The MRI of the group of military recruits studying languages showed increase in the size of their hippocampuses, the brain part that plays important roles in the consolidation of information from short-term memory to long-term memory and the part which is first damaged in Alzheimer’s disease. On the other hand, those of the group of medical students studying non-language subjects did not show any changes.
Further, the study also suggests that people who are less exposed to academic activity but has potential for learning language and then actually studies it can be better at language skills than those who are more exposed to academic activity even if the latter already has previous language skills exposure. It finds that “learners whose brains grew in the hippocampus and areas of the cerebral cortex related to language learning had better language skills than other learners for whom the motor region of the cerebral cortex developed more,” says Prof Mackey.

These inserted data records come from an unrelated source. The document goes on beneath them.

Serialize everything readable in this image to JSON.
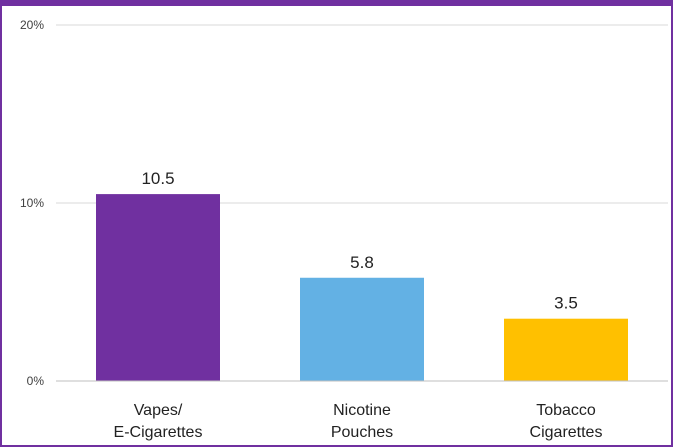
{
  "chart_data": {
    "type": "bar",
    "title": "",
    "xlabel": "",
    "ylabel": "",
    "categories": [
      [
        "Vapes/",
        "E-Cigarettes"
      ],
      [
        "Nicotine",
        "Pouches"
      ],
      [
        "Tobacco",
        "Cigarettes"
      ]
    ],
    "values": [
      10.5,
      5.8,
      3.5
    ],
    "data_labels": [
      "10.5",
      "5.8",
      "3.5"
    ],
    "colors": [
      "#7030a0",
      "#63b1e4",
      "#ffc000"
    ],
    "ylim": [
      0,
      20
    ],
    "yticks": [
      {
        "value": 0,
        "label": "0%"
      },
      {
        "value": 10,
        "label": "10%"
      },
      {
        "value": 20,
        "label": "20%"
      }
    ],
    "grid": true,
    "legend": "none"
  },
  "style": {
    "frame_color": "#7030a0",
    "grid_color": "#d9d9d9",
    "axis_color": "#bfbfbf"
  }
}
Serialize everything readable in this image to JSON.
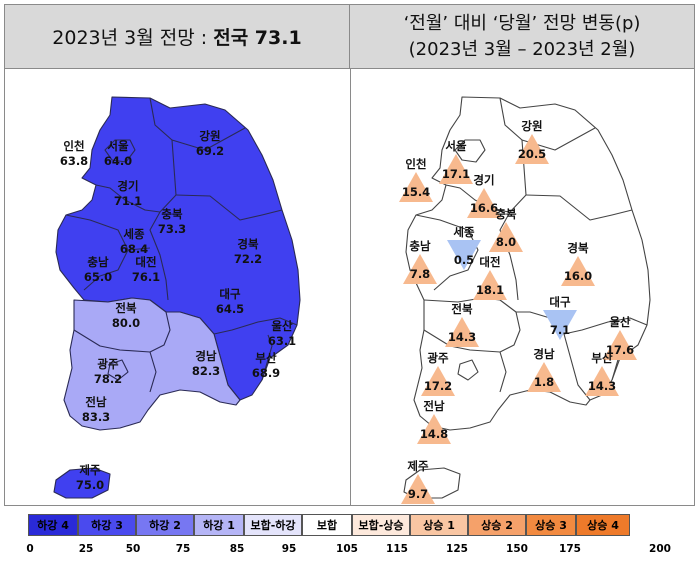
{
  "left_panel": {
    "title_prefix": "2023년 3월 전망 : ",
    "title_bold": "전국 73.1",
    "regions": [
      {
        "name": "인천",
        "value": "63.8"
      },
      {
        "name": "서울",
        "value": "64.0"
      },
      {
        "name": "경기",
        "value": "71.1"
      },
      {
        "name": "강원",
        "value": "69.2"
      },
      {
        "name": "충북",
        "value": "73.3"
      },
      {
        "name": "세종",
        "value": "68.4"
      },
      {
        "name": "대전",
        "value": "76.1"
      },
      {
        "name": "충남",
        "value": "65.0"
      },
      {
        "name": "경북",
        "value": "72.2"
      },
      {
        "name": "대구",
        "value": "64.5"
      },
      {
        "name": "울산",
        "value": "63.1"
      },
      {
        "name": "전북",
        "value": "80.0"
      },
      {
        "name": "광주",
        "value": "78.2"
      },
      {
        "name": "경남",
        "value": "82.3"
      },
      {
        "name": "부산",
        "value": "68.9"
      },
      {
        "name": "전남",
        "value": "83.3"
      },
      {
        "name": "제주",
        "value": "75.0"
      }
    ]
  },
  "right_panel": {
    "title_line1": "‘전월’ 대비 ‘당월’ 전망 변동(p)",
    "title_line2": "(2023년 3월 – 2023년 2월)",
    "regions": [
      {
        "name": "강원",
        "value": "20.5",
        "direction": "up"
      },
      {
        "name": "서울",
        "value": "17.1",
        "direction": "up"
      },
      {
        "name": "인천",
        "value": "15.4",
        "direction": "up"
      },
      {
        "name": "경기",
        "value": "16.6",
        "direction": "up"
      },
      {
        "name": "충북",
        "value": "8.0",
        "direction": "up"
      },
      {
        "name": "세종",
        "value": "0.5",
        "direction": "down"
      },
      {
        "name": "충남",
        "value": "7.8",
        "direction": "up"
      },
      {
        "name": "대전",
        "value": "18.1",
        "direction": "up"
      },
      {
        "name": "경북",
        "value": "16.0",
        "direction": "up"
      },
      {
        "name": "대구",
        "value": "7.1",
        "direction": "down"
      },
      {
        "name": "전북",
        "value": "14.3",
        "direction": "up"
      },
      {
        "name": "울산",
        "value": "17.6",
        "direction": "up"
      },
      {
        "name": "광주",
        "value": "17.2",
        "direction": "up"
      },
      {
        "name": "경남",
        "value": "1.8",
        "direction": "up"
      },
      {
        "name": "부산",
        "value": "14.3",
        "direction": "up"
      },
      {
        "name": "전남",
        "value": "14.8",
        "direction": "up"
      },
      {
        "name": "제주",
        "value": "9.7",
        "direction": "up"
      }
    ]
  },
  "colors": {
    "level_2": "#4040f0",
    "level_1": "#a9a9f6",
    "up_marker": "#f7b98e",
    "down_marker": "#a9c3f3"
  },
  "legend": {
    "items": [
      {
        "label": "하강 4",
        "color": "#2a2ad8"
      },
      {
        "label": "하강 3",
        "color": "#4a4aee"
      },
      {
        "label": "하강 2",
        "color": "#7777f2"
      },
      {
        "label": "하강 1",
        "color": "#b5b5f6"
      },
      {
        "label": "보합-하강",
        "color": "#e4e4fb"
      },
      {
        "label": "보합",
        "color": "#ffffff"
      },
      {
        "label": "보합-상승",
        "color": "#fde9dc"
      },
      {
        "label": "상승 1",
        "color": "#f9c6a3"
      },
      {
        "label": "상승 2",
        "color": "#f5a16a"
      },
      {
        "label": "상승 3",
        "color": "#f28a40"
      },
      {
        "label": "상승 4",
        "color": "#ee7a2a"
      }
    ],
    "ticks": [
      "0",
      "25",
      "50",
      "75",
      "85",
      "95",
      "105",
      "115",
      "125",
      "150",
      "175",
      "200"
    ]
  }
}
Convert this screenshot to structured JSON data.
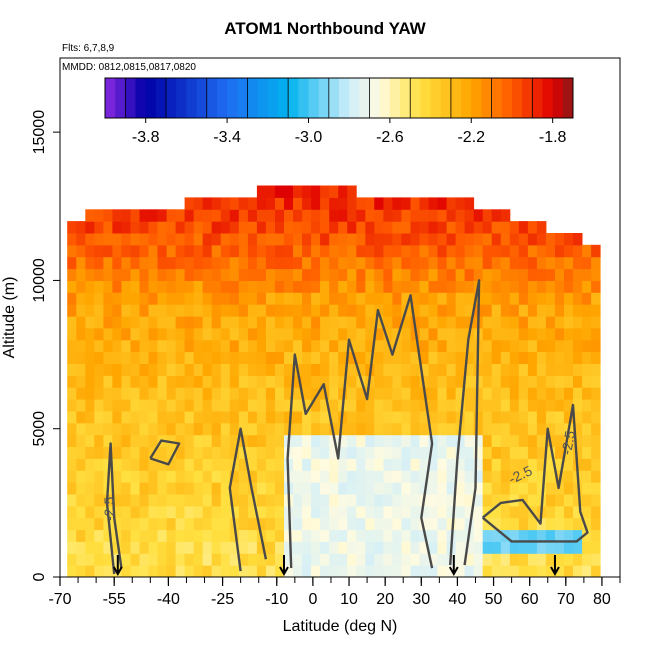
{
  "chart_data": {
    "type": "heatmap",
    "title": "ATOM1 Northbound YAW",
    "annotations": {
      "flights": "Flts: 6,7,8,9",
      "dates": "MMDD: 0812,0815,0817,0820"
    },
    "xlabel": "Latitude (deg N)",
    "ylabel": "Altitude (m)",
    "xlim": [
      -70,
      85
    ],
    "ylim": [
      0,
      17500
    ],
    "x_ticks": [
      -70,
      -55,
      -40,
      -25,
      -10,
      0,
      10,
      20,
      30,
      40,
      50,
      60,
      70,
      80
    ],
    "x_tick_labels": [
      "-70",
      "-55",
      "-40",
      "-25",
      "-10",
      "0",
      "10",
      "20",
      "30",
      "40",
      "50",
      "60",
      "70",
      "80"
    ],
    "y_ticks": [
      0,
      5000,
      10000,
      15000
    ],
    "y_tick_labels": [
      "0",
      "5000",
      "10000",
      "15000"
    ],
    "colorbar": {
      "min": -4.0,
      "max": -1.7,
      "ticks": [
        -3.8,
        -3.4,
        -3.0,
        -2.6,
        -2.2,
        -1.8
      ],
      "tick_labels": [
        "-3.8",
        "-3.4",
        "-3.0",
        "-2.6",
        "-2.2",
        "-1.8"
      ],
      "color_stops": [
        {
          "value": -4.0,
          "color": "#8a2be2"
        },
        {
          "value": -3.8,
          "color": "#0000a8"
        },
        {
          "value": -3.4,
          "color": "#1e6cf0"
        },
        {
          "value": -3.1,
          "color": "#00b2ee"
        },
        {
          "value": -2.8,
          "color": "#cfeefa"
        },
        {
          "value": -2.65,
          "color": "#fffbe0"
        },
        {
          "value": -2.45,
          "color": "#ffe040"
        },
        {
          "value": -2.2,
          "color": "#ffa500"
        },
        {
          "value": -2.0,
          "color": "#ff5a00"
        },
        {
          "value": -1.8,
          "color": "#e00000"
        },
        {
          "value": -1.7,
          "color": "#8b1a1a"
        }
      ]
    },
    "contour_level": -2.5,
    "contour_labels": [
      "-2.5",
      "-2.5",
      "-2.5"
    ],
    "grid": false,
    "flight_markers_lat": [
      -54,
      -8,
      39,
      67
    ],
    "profile": {
      "column_top_altitude": [
        {
          "lat": -70,
          "alt": 11500
        },
        {
          "lat": -64,
          "alt": 12000
        },
        {
          "lat": -30,
          "alt": 12500
        },
        {
          "lat": -10,
          "alt": 13000
        },
        {
          "lat": 40,
          "alt": 12500
        },
        {
          "lat": 78,
          "alt": 11000
        }
      ],
      "value_by_altitude": [
        {
          "alt": 0,
          "value": -2.45
        },
        {
          "alt": 2000,
          "value": -2.4
        },
        {
          "alt": 6000,
          "value": -2.3
        },
        {
          "alt": 9000,
          "value": -2.2
        },
        {
          "alt": 11000,
          "value": -2.0
        },
        {
          "alt": 13000,
          "value": -1.85
        }
      ],
      "clean_band": {
        "lat_from": -10,
        "lat_to": 45,
        "alt_from": 0,
        "alt_to": 4500,
        "value": -2.7
      },
      "blue_band": {
        "lat_from": 45,
        "lat_to": 73,
        "alt_from": 500,
        "alt_to": 1500,
        "value": -2.95
      }
    }
  }
}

The Future of Learning a Second Language
The findings point out to more possible clues how to develop a pre-screening that can assess whether a person has the natural talent or potential to easily learn languages. Furthermore, the MRI scan results can also be used in developing more effective teaching techniques for languages. Examples include the use of ultrasound machines as basis in developing imaging methods that will enable teachers to visually show students how their tongues should move.
According to the Lancaster professor, “Brain imaging research may eventually help us tailor language learning methods to our cognitive abilities, telling us whether we learn best from formal instruction that highlights rules, immersing ourselves in the sounds of a language, or perhaps one followed by the other.”
Never Too Late to Learn
As mentioned, you too can be a bilingual if you just successfully learn how to speak another language. If you are already mature, adult or even old, you can still learn and be a bilingual and enjoy the mentioned benefits to the brain. Yes, an advanced age may impede your learning. But you can still learn. It is still learning, you can still make it and you can still give yourself and your brain the advantages of being a bilingual.
It is never too late to learn a second language. Prof Mackey points out that a research at Edinburgh University finds that millions of bilinguals around the world learned a foreign language during the middle of their lives or later. The acquisition of a second language occur to millions of people around the world when they are at higher education or work, or when they migrated or married, the study reveals.